Eh- to each his own.
The 'is it art, or not' argument has been going on since the medium's invention. Some consider photography to be a mechanical and chemical means of recording reality with no artistic ends. Others that it is an ultimate form of expression.
Pictorialists tried making photographs look more artsy in the 1890s by manipulating gum-bichromate prints. We do it now with software.
What, I believe, separates a photograph from being mimetic or being Art (with a capital A) is the intention/impetus of the artist. Even the most beautiful portrait of a duke, king or queen was a commissioned painting, no more no less when it was originally created. It was not created for Art's sake. The fact that it looks beautiful it an attribute of the artist's talent and craftsmanship or whomever is responsible for the rendering of the piece.
The content of any said work of Art must express something beyond its aesthetics, the artists intentions.
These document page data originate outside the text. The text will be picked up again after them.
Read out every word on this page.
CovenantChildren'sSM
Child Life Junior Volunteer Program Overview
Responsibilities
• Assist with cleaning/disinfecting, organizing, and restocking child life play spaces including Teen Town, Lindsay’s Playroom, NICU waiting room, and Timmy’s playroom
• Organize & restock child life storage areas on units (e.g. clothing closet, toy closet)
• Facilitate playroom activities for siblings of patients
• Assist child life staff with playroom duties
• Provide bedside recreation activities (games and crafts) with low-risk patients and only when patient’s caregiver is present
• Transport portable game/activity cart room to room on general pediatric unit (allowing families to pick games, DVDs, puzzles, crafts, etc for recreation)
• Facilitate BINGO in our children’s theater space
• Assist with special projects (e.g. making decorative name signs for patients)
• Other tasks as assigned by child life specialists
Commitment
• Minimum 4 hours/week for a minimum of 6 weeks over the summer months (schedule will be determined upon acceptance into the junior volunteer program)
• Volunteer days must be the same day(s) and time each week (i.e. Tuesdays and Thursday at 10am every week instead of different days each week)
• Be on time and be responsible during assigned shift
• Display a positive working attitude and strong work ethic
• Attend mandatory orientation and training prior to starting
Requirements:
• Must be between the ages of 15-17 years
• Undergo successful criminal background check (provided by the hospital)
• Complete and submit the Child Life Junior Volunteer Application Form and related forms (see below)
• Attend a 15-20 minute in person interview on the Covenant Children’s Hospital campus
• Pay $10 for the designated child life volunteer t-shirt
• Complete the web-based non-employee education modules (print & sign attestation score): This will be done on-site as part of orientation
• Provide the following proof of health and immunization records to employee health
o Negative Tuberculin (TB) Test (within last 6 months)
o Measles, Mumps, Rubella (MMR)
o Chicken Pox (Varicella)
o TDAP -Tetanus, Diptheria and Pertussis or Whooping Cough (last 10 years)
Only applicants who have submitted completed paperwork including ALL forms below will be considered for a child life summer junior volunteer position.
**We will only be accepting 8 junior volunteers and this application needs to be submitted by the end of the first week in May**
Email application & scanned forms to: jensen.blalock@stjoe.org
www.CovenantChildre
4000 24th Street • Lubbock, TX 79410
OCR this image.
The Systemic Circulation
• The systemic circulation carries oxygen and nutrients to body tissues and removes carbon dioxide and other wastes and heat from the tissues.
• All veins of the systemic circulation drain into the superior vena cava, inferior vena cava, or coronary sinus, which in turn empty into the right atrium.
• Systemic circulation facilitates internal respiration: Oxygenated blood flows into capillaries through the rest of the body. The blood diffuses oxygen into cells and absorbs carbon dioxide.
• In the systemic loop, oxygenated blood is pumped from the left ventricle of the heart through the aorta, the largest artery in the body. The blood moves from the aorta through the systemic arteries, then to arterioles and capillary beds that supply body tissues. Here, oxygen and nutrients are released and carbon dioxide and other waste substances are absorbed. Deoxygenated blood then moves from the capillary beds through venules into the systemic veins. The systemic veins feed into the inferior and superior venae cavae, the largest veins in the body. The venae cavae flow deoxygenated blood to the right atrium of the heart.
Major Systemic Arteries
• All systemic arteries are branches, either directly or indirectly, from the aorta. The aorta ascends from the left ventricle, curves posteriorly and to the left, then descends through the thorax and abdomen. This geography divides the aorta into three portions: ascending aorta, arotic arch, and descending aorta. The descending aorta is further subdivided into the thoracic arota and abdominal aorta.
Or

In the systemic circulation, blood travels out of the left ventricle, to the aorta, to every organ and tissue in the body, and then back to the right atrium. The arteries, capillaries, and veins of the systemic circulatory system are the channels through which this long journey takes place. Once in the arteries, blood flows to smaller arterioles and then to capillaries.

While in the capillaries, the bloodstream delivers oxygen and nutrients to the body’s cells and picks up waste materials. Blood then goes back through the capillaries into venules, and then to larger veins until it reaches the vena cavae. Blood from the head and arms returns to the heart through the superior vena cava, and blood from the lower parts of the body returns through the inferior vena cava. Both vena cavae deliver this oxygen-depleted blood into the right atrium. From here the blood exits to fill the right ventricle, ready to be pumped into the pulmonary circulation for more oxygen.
By no means am I suggesting that these attributes are mutually exclusive, that a commissioned piece can never be considered Art, nor that an aesthetically pleasing image cannot be considered Art, I'm merely making a case for photography being a well suited medium for what some consider the goals of high-art, while also having the ability of being mimetic, in that it is able to reproduce a 'copy' of reality similar to other commissioned pictorial arts.
Didn't mean to sound too academic, or esoteric, I've just done my fair share of research and reading on the topic.